Connie Bertram, a Washington-based partner at Proskauer Rose LLP, suggested that Griffin's memo shows the NLRB's “intent to heavily regulate workplace policies, even those with the most tangential connection with organization efforts and collective bargaining.”
Bertram urged companies—especially non-unionized workplaces—to work with labor and employment counsel to audit their existing policies and agreements and to modify potentially problematic requirements.
“It is critical for employers to take a holistic approach to compliance with these requirements,” she added. “A number of agencies”—including the Securities and Exchange Commission and the Department of Labor—“have taken or are considering taking action against employer policies that restrict employees’ right to disclose information to regulators and prosecutors.”
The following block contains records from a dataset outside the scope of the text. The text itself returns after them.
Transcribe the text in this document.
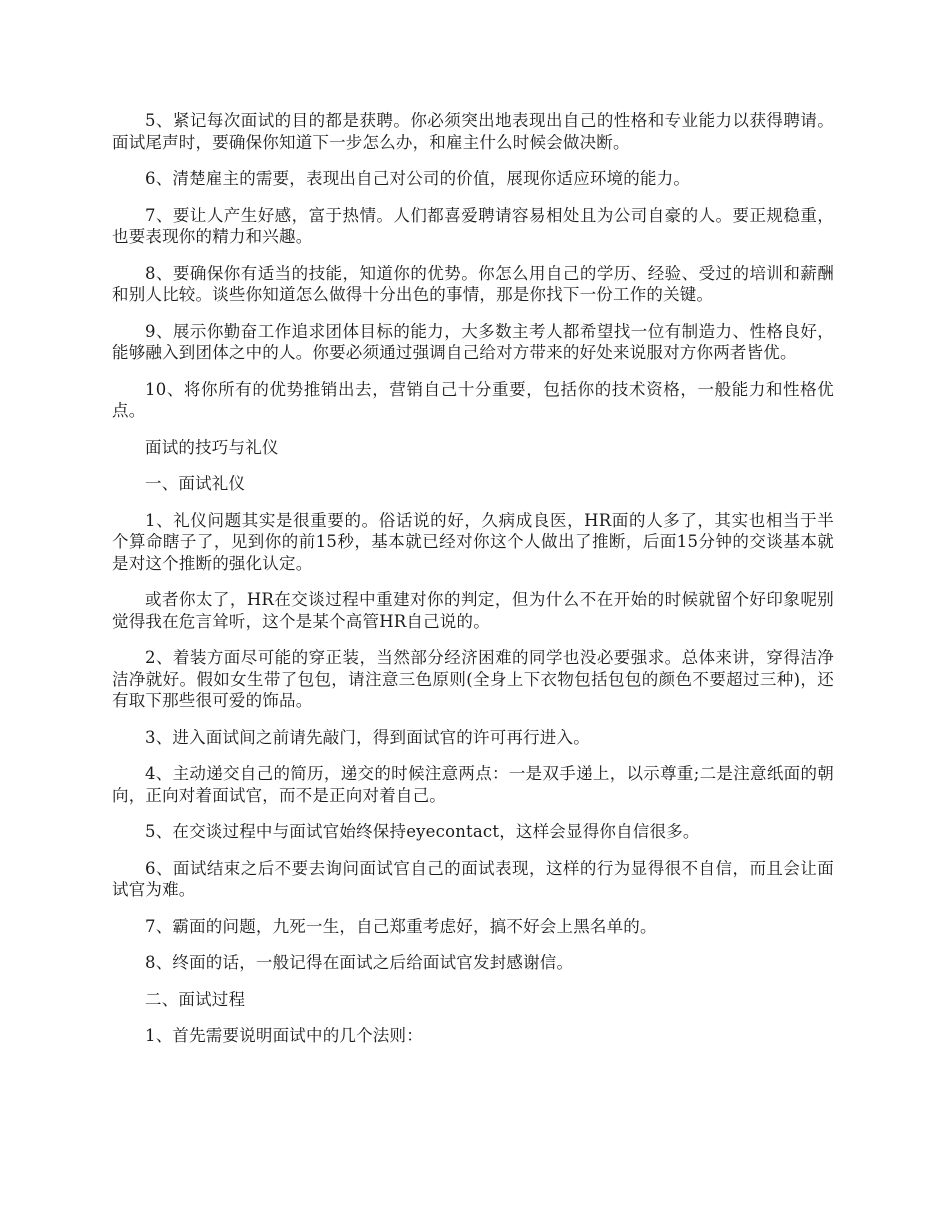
5、紧记每次面试的目的都是获聘。你必须突出地表现出自己的性格和专业能力以获得聘请。面试尾声时，要确保你知道下一步怎么办，和雇主什么时候会做决断。

6、清楚雇主的需要，表现出自己对公司的价值，展现你适应环境的能力。

7、要让人产生好感，富于热情。人们都喜爱聘请容易相处且为公司自豪的人。要正规稳重，也要表现你的精力和兴趣。

8、要确保你有适当的技能，知道你的优势。你怎么用自己的学历、经验、受过的培训和薪酬和别人比较。谈些你知道怎么做得十分出色的事情，那是你找下一份工作的关键。

9、展示你勤奋工作追求团体目标的能力，大多数主考人都希望找一位有制造力、性格良好，能够融入到团体之中的人。你要必须通过强调自己给对方带来的好处来说服对方你两者皆优。

10、将你所有的优势推销出去，营销自己十分重要，包括你的技术资格，一般能力和性格优点。

面试的技巧与礼仪

一、面试礼仪

1、礼仪问题其实是很重要的。俗话说的好，久病成良医，HR面的人多了，其实也相当于半个算命瞎子了，见到你的前15秒，基本就已经对你这个人做出了推断，后面15分钟的交谈基本就是对这个推断的强化认定。

或者你太了，HR在交谈过程中重建对你的判定，但为什么不在开始的时候就留个好印象呢别觉得我在危言耸听，这个是某个高管HR自己说的。

2、着装方面尽可能的穿正装，当然部分经济困难的同学也没必要强求。总体来讲，穿得洁净洁净就好。假如女生带了包包，请注意三色原则(全身上下衣物包括包包的颜色不要超过三种)，还有取下那些很可爱的饰品。

3、进入面试间之前请先敲门，得到面试官的许可再行进入。

4、主动递交自己的简历，递交的时候注意两点：一是双手递上，以示尊重;二是注意纸面的朝向，正向对着面试官，而不是正向对着自己。

5、在交谈过程中与面试官始终保持eyecontact，这样会显得你自信很多。

6、面试结束之后不要去询问面试官自己的面试表现，这样的行为显得很不自信，而且会让面试官为难。

7、霸面的问题，九死一生，自己郑重考虑好，搞不好会上黑名单的。

8、终面的话，一般记得在面试之后给面试官发封感谢信。

二、面试过程

1、首先需要说明面试中的几个法则：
The SEC April 1 announced a first-of-its-kind enforcement action against Kellogg Brown & Root Inc. over a confidentiality agreement that allegedly infringed on federal whistle-blower protections.
Similarly, Pavlick recommended that companies conduct a focused § 7 review of their handbooks with “someone familiar with the positions” the NLRB has taken in recent years.
He added that employers can include specific examples to clarify language that might otherwise be too broad. In addition, context is a “vital consideration,” he said.
“A ban on ‘derogatory comments' in a general code of conduct might be unlawful, while the same ban in an anti-harassment policy could be lawful in context,” Pavlick noted. “Employers also have to be sensitive to employee discipline issues based upon violations of policies which the Board might find questionable.”
For his part, Murphy suggested that companies look to Congress to rein in the NLRB. “They should be going to Congress to prevent this type of abuse,” he said.